Darüber hinaus werden wir Lösungsansätze anbieten. In den letzten Tagen haben wir uns mit verschiedenen Trainer*innen unterhalten, deren Arbeitsniveau vom DFB-Level bis zur Kreisliga reicht. Was uns hinsichtlich der Lage des FC Bayern vor allem interessiert hat: Was ist in der aktuellen Coronasituation für Hansi Flick möglich? Und inwiefern sind die Probleme vom Trainer hausgemacht? Die Trainer*innen werden wir nicht nennen, weil die Gespräche nicht mit dem Ziel geführt wurden, daraus einen Artikel zu machen. Dennoch war es uns wichtig, diesen Prozess offen zu legen.

Bayerns größte Probleme

Bevor wir ins taktische Detail gehen, schauen wir nochmal auf die verschiedenen Probleme im Bayern-Spiel:

  • Ladehemmung in der Offensive: Bayern spielt sich in der Bundesliga pro Spiel nur noch 15 Abschlüsse heraus (18,1 in der letzten Saison); auch bei den Expected Goals haben sich die Münchner verschlechtert (2,08 pro Spiel in dieser Saison, 2,42 in der letzten) – die Vergleichswerte zur letzten Saison beinhalten dabei auch die Auftritte unter Niko Kovač (2,32 xG zu 1,21 xGA in den ersten 10 Spielen // 2,46 zu 0,93 danach)
  • Gegentorflut: Die Bayern kassieren massig Gegentore (nach 15 Liga-Spielen schon 24); auch bei den Expected Goals against sind die Werte schlecht (20,7 bzw. 1,38 pro Spiel); im Schnitt lassen die Münchner 1,4 Abschlüsse des Gegners mehr pro Spiel zu als in der letzten Saison (10,7)
  • Fehlende Souveränität: Selbst nach einer deutlichen 2:0-Führung und einer recht dominanten Anfangsphase gelang es den Bayern gegen Gladbach beispielsweise nicht mal, das Ergebnis in die Pause zu bringen. Konstanz ist aktuell ein Fremdwort und die Stärken flackern höchstens phasenweise auf.
  • „Kein Druck auf den Ball“: Diesen Satz hat Hansi Flick in den letzten Wochen schon häufig gesagt. Verbesserung im Spiel selbst gab es nicht. Damit meint Flick vor allem, dass es den Münchnern nicht mehr gelingt, den Gegner an langen Bällen zu hindern beziehungsweise sie so unter Druck zu setzen, dass die Schläge unkontrolliert ausgeführt werden.

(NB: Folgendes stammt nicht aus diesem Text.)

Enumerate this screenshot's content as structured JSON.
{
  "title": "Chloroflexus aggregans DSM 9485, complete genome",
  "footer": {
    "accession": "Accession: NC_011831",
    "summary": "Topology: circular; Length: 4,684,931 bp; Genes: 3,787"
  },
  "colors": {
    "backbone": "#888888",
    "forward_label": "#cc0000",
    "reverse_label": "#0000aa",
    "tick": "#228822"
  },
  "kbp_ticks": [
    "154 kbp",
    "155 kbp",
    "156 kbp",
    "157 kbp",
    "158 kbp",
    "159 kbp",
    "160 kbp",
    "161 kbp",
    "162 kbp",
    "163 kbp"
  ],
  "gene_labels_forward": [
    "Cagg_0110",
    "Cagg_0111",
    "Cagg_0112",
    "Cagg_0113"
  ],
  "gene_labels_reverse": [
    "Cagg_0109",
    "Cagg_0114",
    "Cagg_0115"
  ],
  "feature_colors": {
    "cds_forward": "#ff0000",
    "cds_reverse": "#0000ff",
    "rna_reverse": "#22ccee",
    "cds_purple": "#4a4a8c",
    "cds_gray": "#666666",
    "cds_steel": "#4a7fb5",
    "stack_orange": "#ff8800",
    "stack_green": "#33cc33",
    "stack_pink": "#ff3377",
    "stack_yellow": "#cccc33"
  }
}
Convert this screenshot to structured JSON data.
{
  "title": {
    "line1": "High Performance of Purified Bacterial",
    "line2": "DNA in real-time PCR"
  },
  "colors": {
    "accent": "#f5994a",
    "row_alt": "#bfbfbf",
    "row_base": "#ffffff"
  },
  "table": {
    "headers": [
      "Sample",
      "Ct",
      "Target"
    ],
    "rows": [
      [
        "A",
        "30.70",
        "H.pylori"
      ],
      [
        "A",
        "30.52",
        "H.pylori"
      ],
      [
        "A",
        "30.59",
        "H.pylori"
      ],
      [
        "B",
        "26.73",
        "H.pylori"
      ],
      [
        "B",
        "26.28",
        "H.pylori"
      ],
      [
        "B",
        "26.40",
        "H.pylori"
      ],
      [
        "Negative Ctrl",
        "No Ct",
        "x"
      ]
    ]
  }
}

Es gäbe sicher noch andere Punkte, doch alle ließen sich vermutlich hier einordnen. Im nächsten Schritt gehen wir ins Detail und schauen uns zunächst einzelne Ursachen für die aufgezählten Schwächen an, um dann zu analysieren, inwiefern es zuvor besser lief und wie Flick dem jetzt entgegenwirken könnte.

Das 4-Phasen-Modell von Louis van Gaal eignet sich gut, um der Aufzählung der taktischen Probleme eine Struktur zu geben. Auch wenn das Modell mittlerweile in der Trainerwelt diskutiert wird, ist es eine gute Grundlage. Allerdings trennen wir unsere Analyse hier nicht strikt in die vier Phasen, sondern in Ballbesitz sowie dem dazugehörigen Umschalten in die Defensive (also bei Ballverlusten) und in die Verteidigungsphase (ohne Ball) sowie dem dazugehörigen Umschalten in die Offensive (Ballgewinne).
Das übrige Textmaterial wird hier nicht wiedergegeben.